Chetham’s in Manchester is the oldest surviving public library in the country – and the esteemed ancestor of Central Library.
Central Library get all the pomp and praise, doesn’t it. But while it may currently be the most prominent book repository in Manchester, it’s hardly the oldest. That title belongs to Chetham’s Library, a medieval marvel that is the nation’s most ancient lending archive of books, maps and photographs.
Finding Chetham’s is a bit like uncovering a lost relic in your back garden; the building is hidden away between Manchester Cathedral and the school that shares its name. From the first impression, it conjures up a sense of mystery and wonder: entry is gained by pressing a bell on a gnarled wooden door studded with iron bolts. Once inside, the serenity of the interior is exceptional even for a library. The almost-black wood of the beams and bookcases, the gold-lettered, Latin labels and the beatific expressions worn by the persons in the portraits combine to create an atmosphere of complete calm. It’s like stepping back in time.

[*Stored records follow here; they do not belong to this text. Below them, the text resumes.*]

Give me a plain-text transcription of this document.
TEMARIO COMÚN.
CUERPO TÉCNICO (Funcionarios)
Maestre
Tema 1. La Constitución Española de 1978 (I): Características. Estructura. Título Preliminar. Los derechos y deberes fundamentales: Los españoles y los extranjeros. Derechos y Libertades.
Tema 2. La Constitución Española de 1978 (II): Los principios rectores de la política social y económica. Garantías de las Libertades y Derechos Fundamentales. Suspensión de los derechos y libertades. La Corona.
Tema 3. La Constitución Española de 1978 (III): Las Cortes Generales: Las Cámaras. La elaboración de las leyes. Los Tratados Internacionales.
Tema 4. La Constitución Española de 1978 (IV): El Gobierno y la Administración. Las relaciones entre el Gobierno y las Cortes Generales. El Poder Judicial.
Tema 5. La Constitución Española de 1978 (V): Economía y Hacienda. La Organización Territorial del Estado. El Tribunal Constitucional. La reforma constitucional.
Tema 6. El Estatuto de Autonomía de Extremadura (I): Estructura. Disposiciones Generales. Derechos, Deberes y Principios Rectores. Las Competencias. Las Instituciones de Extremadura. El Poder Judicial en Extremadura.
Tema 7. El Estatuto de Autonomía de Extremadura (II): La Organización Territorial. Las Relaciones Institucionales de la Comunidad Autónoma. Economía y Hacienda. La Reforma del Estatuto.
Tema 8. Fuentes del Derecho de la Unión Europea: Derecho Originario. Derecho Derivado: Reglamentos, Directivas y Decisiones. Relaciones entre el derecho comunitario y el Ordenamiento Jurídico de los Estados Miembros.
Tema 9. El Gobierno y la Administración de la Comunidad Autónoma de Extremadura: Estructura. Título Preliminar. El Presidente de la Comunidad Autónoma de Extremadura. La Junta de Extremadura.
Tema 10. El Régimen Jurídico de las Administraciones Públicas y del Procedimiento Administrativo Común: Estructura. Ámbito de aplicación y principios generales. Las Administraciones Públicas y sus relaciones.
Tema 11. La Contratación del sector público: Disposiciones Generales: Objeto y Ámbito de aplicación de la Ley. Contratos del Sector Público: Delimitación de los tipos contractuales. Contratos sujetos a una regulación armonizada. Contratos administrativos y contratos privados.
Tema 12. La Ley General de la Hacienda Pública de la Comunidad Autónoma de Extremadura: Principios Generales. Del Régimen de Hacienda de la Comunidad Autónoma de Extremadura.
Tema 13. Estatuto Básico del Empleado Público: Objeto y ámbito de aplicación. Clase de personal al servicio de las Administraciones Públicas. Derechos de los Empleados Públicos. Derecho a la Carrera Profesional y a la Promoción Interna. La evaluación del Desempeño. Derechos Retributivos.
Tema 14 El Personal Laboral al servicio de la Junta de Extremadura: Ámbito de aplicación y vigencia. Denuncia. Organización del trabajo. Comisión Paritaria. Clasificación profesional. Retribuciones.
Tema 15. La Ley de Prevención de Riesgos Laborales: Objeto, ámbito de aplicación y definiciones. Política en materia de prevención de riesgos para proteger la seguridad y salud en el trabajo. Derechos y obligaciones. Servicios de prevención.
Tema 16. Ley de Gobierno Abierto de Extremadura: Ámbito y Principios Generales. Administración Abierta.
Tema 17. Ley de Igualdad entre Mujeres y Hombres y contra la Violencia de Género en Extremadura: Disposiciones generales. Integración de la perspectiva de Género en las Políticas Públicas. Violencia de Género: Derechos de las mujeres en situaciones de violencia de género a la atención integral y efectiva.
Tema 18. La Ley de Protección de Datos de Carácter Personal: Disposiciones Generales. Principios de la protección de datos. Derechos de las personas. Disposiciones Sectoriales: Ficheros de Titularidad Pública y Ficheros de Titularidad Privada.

Which, in a way, you are. The library was founded in 1653, which is old enough – but the building dates back to 1421 and once housed the nearby cathedral’s collegiate. Built with funds bequeathed by prominent businessman Humphrey Chetham, its mission was to assist “scholars and others well affected”. This, at the time, meant loading the shelves with a headache-inducing mix of literature, law and theology. The books are kept in imperious rows – originally they were chained to the walls to prevent theft – and their dark leather spines form an intimidating intellectual phalanx. Just off from the main shelving area is a resplendent reading room, brighter than the bookshelves and lined with those peaceful portraits. It’s the perfect place to quietly contemplate the library’s serious tomes.
The result of all this intellectual rigour was that Chetham’s Library became the place to be, if thinking was your thing. It is here that Marx and Engels researched much of the material that would inform their world-changing works (including the Communist Manifesto); Chetham’s is now something of a Mecca for left-leaning tourists. But while it might be ancient, Chetham’s is no fossil. It continues to be an active library, one that constantly adds to its collection. The focus now is on local history and donations, with cabinets of curiosities lining the corridors. Diary entries from Manchester’s second bishop, James Fraser (whose statue can be seen in Albert Square), are displayed in one, while the next is filled with books on African Nationalism (Manchester also played its part here, hosting the historic fifth Pan-African Congress in 1945). Yet another documents the decline of Free Trade Hall. It is just the sort of curatorial touch that you want from a library like this, offering a smattering of the interesting and unexpected.